La recente decisione di Standard & Poor’s di confermare il rating AA- con outlook stabile alla Francia, nonostante le crescenti criticità della sua finanza pubblica, ha sorpreso molti osservatori. Questo giudizio, equivalente a un “otto e mezzo in pagella”, arriva mentre la situazione economica italiana continua a essere sottovalutata dalle stesse agenzie di rating.
La Francia evita il declassamento
Nonostante il rischio di un possibile downgrading, che avrebbe potuto scatenare turbolenze sui mercati, la Francia ha mantenuto il suo status con Standard & Poor’s. Tuttavia, la sua situazione economica presenta segni evidenti di difficoltà, tra cui uno spread paragonabile a quello della Grecia e un deficit primario crescente.
L’Italia supera l’esame ma meriterebbe di più
Nel frattempo, l’Italia ha superato l’analisi autunnale delle agenzie di rating, mantenendo la sua posizione grazie alle conferme da parte di Standard & Poor’s e Moody’s, e con miglioramenti dell’outlook da Fitch e DBRS. Tuttavia, i rating rimangono appena sopra la sufficienza.
In un contesto di miglioramenti economici, competitività internazionale e stabilità politica, l’Italia potrebbe legittimamente aspirare a valutazioni più alte, come una A- da S&P e Fitch o una A3 da Moody’s.
Le disparità nei giudizi
Moody’s continua a valutare l’Italia con un Baa3, solo un gradino sopra la Grecia e ben sette sotto la Francia (Aa2). Questo nonostante i numeri mostrino che l’Italia, in termini di finanza pubblica, è in una posizione migliore rispetto a molti altri Paesi europei.
Ad esempio, tra il 1995 e il 2029, l’Italia sarà uno dei pochi Paesi del G7 e dell’UE a registrare un bilancio primario in surplus per 30 anni, rispetto ai soli 4 anni della Francia. Nel biennio 2025-2026, l’Italia è destinata a presentare un surplus primario di 37,4 miliardi di euro, mentre Francia e Germania prevedono deficit rispettivamente di 160,2 miliardi e 69,5 miliardi.
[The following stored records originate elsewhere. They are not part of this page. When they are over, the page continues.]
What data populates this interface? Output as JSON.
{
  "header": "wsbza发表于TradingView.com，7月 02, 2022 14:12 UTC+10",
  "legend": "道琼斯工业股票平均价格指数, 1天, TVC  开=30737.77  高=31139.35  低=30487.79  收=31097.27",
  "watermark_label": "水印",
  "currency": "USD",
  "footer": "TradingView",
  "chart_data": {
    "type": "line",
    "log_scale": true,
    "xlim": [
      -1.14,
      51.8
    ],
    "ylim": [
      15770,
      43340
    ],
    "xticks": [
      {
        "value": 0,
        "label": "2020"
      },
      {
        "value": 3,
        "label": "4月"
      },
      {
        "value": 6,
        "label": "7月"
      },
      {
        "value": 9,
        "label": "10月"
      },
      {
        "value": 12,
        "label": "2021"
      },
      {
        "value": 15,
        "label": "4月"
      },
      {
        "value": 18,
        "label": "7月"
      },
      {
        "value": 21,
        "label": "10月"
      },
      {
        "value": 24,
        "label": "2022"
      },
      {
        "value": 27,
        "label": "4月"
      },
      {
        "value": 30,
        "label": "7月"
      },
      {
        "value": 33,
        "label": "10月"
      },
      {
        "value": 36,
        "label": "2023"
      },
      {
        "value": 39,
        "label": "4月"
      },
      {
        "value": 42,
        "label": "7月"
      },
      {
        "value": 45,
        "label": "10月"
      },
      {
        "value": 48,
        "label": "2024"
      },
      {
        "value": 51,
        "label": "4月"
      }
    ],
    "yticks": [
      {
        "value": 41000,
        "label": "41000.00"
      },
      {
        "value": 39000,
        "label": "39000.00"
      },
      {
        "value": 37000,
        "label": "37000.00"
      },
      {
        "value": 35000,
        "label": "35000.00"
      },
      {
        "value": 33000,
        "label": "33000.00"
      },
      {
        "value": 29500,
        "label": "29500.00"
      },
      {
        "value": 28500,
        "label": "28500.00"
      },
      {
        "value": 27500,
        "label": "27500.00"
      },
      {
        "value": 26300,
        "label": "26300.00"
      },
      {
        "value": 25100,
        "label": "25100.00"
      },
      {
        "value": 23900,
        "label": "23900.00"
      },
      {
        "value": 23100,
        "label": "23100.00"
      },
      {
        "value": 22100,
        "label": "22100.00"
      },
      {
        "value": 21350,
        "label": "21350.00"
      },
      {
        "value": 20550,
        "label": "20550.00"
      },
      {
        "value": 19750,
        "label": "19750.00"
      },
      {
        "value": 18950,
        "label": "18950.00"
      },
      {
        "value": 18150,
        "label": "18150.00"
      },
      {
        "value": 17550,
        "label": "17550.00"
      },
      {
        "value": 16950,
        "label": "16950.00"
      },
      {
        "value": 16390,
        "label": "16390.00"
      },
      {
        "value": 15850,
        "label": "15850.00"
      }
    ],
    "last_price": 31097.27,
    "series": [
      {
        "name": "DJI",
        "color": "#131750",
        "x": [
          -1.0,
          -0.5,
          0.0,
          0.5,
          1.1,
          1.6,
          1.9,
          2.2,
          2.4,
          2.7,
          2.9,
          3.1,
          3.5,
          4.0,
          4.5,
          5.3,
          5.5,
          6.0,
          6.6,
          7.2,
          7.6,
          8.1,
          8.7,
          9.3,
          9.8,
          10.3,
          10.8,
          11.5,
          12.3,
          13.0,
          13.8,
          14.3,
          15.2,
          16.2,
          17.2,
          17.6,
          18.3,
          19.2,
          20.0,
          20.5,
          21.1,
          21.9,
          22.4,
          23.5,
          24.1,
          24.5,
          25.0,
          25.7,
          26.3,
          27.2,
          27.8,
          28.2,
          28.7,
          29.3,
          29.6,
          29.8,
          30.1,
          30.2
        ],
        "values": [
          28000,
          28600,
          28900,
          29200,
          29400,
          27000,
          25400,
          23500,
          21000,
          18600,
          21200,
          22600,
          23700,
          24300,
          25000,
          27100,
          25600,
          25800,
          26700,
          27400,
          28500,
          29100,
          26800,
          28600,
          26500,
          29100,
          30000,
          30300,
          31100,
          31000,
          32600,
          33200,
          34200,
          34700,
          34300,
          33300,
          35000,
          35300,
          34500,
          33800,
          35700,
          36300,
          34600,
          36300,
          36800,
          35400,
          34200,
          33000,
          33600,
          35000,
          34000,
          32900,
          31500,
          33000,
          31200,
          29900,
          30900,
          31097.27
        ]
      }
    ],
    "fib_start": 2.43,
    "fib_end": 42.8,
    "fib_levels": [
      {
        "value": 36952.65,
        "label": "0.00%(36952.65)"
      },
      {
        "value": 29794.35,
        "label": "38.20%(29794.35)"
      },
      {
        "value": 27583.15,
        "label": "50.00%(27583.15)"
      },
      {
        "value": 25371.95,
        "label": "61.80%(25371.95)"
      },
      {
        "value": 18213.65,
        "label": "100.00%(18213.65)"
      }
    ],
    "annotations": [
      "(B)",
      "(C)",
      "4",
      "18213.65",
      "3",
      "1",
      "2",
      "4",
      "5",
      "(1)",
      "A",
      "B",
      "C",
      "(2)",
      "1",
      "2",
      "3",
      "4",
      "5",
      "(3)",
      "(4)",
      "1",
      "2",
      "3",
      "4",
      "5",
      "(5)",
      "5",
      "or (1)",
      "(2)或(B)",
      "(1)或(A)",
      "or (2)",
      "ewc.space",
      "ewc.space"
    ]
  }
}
La lezione italiana sul debito
Nonostante l’austerità imposta in passato abbia frenato la crescita, dal 2014 al 2019 l’Italia ha ridotto il rapporto debito/PIL, mantenendolo sostanzialmente stabile fino alla pandemia. Sul difficile periodo 2020-2026, l’Italia ha registrato l’incremento più contenuto del debito netto tra i Paesi del G7: solo +1,8 punti di PIL, rispetto a +12,9 della Francia e oltre +10 punti per Regno Unito, Stati Uniti e Giappone.
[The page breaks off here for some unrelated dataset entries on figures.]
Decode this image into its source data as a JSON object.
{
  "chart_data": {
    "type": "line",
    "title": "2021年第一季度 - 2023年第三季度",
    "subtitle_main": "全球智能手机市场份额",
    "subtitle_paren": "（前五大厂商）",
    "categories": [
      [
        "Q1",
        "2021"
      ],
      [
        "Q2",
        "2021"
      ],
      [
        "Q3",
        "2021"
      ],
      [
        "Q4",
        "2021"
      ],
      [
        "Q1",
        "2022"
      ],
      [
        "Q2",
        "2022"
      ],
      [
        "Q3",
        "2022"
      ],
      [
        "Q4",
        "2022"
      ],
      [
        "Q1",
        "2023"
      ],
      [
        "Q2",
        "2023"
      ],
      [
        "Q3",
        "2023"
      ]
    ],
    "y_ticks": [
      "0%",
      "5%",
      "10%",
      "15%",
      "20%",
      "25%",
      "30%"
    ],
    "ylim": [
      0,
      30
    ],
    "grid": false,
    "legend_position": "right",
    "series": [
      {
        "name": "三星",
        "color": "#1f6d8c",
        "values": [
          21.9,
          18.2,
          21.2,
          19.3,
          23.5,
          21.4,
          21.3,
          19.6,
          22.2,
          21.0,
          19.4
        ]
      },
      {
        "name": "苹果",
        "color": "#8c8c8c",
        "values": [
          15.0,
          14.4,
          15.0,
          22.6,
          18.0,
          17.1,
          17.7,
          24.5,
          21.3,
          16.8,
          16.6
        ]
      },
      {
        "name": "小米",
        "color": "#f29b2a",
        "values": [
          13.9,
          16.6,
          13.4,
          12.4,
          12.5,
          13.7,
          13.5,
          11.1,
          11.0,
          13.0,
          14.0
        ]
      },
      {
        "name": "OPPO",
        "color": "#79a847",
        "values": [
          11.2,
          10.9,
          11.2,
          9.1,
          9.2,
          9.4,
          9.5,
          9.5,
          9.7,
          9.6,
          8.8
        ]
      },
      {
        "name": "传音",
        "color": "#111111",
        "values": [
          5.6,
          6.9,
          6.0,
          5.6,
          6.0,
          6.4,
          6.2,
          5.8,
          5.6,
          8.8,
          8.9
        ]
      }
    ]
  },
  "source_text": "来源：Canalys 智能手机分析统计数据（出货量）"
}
Una valutazione che ignora i dati
Le agenzie di rating continuano a penalizzare l’Italia nonostante i mercati abbiano ridotto lo spread di 120 punti dai massimi del 2022. È chiaro che i modelli utilizzati per i rating sovrani spesso sottovalutano la realtà economica, mantenendo pregiudizi e soggettività che non rispecchiano i numeri concreti.
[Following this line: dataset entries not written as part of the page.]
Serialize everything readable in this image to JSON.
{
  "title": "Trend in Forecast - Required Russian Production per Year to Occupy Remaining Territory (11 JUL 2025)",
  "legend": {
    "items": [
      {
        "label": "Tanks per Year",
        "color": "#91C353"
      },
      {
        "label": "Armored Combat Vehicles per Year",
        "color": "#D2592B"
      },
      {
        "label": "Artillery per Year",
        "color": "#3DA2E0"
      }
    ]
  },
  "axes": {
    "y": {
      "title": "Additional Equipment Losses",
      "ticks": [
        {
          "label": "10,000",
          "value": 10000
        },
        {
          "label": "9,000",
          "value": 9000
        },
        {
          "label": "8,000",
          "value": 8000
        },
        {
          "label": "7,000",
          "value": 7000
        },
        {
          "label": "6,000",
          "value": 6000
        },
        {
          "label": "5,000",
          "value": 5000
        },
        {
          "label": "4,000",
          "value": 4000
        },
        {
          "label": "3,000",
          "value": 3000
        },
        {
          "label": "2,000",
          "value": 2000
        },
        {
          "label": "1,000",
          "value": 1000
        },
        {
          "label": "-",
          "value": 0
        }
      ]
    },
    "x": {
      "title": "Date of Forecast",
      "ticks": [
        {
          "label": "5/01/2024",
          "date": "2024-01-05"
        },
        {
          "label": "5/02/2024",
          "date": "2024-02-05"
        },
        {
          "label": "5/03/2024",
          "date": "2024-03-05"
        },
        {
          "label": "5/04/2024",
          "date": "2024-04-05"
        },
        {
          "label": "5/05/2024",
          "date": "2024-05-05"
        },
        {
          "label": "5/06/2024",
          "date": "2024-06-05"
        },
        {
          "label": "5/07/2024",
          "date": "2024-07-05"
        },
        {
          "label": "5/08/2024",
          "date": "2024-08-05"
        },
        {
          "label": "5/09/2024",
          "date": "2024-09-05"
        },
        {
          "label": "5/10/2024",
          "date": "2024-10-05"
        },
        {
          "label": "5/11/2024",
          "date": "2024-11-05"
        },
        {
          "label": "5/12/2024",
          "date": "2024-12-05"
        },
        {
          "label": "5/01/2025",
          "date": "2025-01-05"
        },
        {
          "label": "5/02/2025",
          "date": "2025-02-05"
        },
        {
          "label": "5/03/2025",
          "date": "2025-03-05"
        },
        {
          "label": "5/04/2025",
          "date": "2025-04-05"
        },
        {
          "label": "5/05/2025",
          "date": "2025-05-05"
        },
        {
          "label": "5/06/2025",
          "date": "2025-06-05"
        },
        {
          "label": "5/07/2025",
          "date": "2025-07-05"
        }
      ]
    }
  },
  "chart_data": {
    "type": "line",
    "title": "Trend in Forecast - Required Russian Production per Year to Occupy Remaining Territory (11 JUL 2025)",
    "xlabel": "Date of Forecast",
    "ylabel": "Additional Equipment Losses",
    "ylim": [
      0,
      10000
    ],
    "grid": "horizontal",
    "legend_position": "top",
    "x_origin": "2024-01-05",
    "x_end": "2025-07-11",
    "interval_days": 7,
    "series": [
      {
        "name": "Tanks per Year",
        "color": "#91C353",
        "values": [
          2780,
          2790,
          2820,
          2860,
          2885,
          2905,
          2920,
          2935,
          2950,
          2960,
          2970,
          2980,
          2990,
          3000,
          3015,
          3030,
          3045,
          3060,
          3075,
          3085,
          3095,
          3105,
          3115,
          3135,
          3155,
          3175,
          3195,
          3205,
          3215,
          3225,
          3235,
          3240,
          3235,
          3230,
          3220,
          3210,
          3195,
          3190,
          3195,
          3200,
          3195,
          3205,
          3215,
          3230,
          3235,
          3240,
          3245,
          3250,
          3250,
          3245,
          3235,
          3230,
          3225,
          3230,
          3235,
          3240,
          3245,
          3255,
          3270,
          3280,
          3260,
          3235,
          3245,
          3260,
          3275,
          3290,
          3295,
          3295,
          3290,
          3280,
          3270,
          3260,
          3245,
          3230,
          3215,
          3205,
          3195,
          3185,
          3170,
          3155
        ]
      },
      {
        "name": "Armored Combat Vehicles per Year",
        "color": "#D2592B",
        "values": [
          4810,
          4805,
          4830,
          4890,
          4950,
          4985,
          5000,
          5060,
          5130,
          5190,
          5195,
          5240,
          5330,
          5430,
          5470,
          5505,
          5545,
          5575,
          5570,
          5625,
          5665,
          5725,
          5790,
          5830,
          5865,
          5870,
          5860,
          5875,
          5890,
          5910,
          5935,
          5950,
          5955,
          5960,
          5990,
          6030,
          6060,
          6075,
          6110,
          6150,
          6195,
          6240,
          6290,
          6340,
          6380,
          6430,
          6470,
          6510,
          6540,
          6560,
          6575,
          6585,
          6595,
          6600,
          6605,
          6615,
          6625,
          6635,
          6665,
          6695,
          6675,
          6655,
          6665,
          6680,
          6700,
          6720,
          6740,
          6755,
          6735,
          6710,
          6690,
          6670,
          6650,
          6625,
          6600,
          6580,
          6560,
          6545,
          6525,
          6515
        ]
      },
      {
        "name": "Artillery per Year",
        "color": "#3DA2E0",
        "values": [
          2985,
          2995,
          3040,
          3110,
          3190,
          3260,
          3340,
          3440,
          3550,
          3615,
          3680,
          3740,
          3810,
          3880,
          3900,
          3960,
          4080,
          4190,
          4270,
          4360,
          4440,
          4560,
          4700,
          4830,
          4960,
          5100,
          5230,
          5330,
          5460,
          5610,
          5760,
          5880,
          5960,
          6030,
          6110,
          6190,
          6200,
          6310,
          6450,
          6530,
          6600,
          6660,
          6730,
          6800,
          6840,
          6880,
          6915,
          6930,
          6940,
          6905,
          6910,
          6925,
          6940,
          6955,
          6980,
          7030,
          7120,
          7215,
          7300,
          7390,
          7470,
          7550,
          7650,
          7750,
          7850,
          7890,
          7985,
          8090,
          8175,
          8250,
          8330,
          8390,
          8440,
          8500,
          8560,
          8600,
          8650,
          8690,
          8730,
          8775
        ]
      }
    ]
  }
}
Mentre la Francia continua a essere “graziata” dalle agenzie di rating, l’Italia, pur mostrando segnali di affidabilità e miglioramento, rimane penalizzata da valutazioni che non riflettono la sua reale situazione economica. È tempo che i criteri di giudizio siano aggiornati per premiare i progressi e la stabilità dimostrati da Paesi come l’Italia.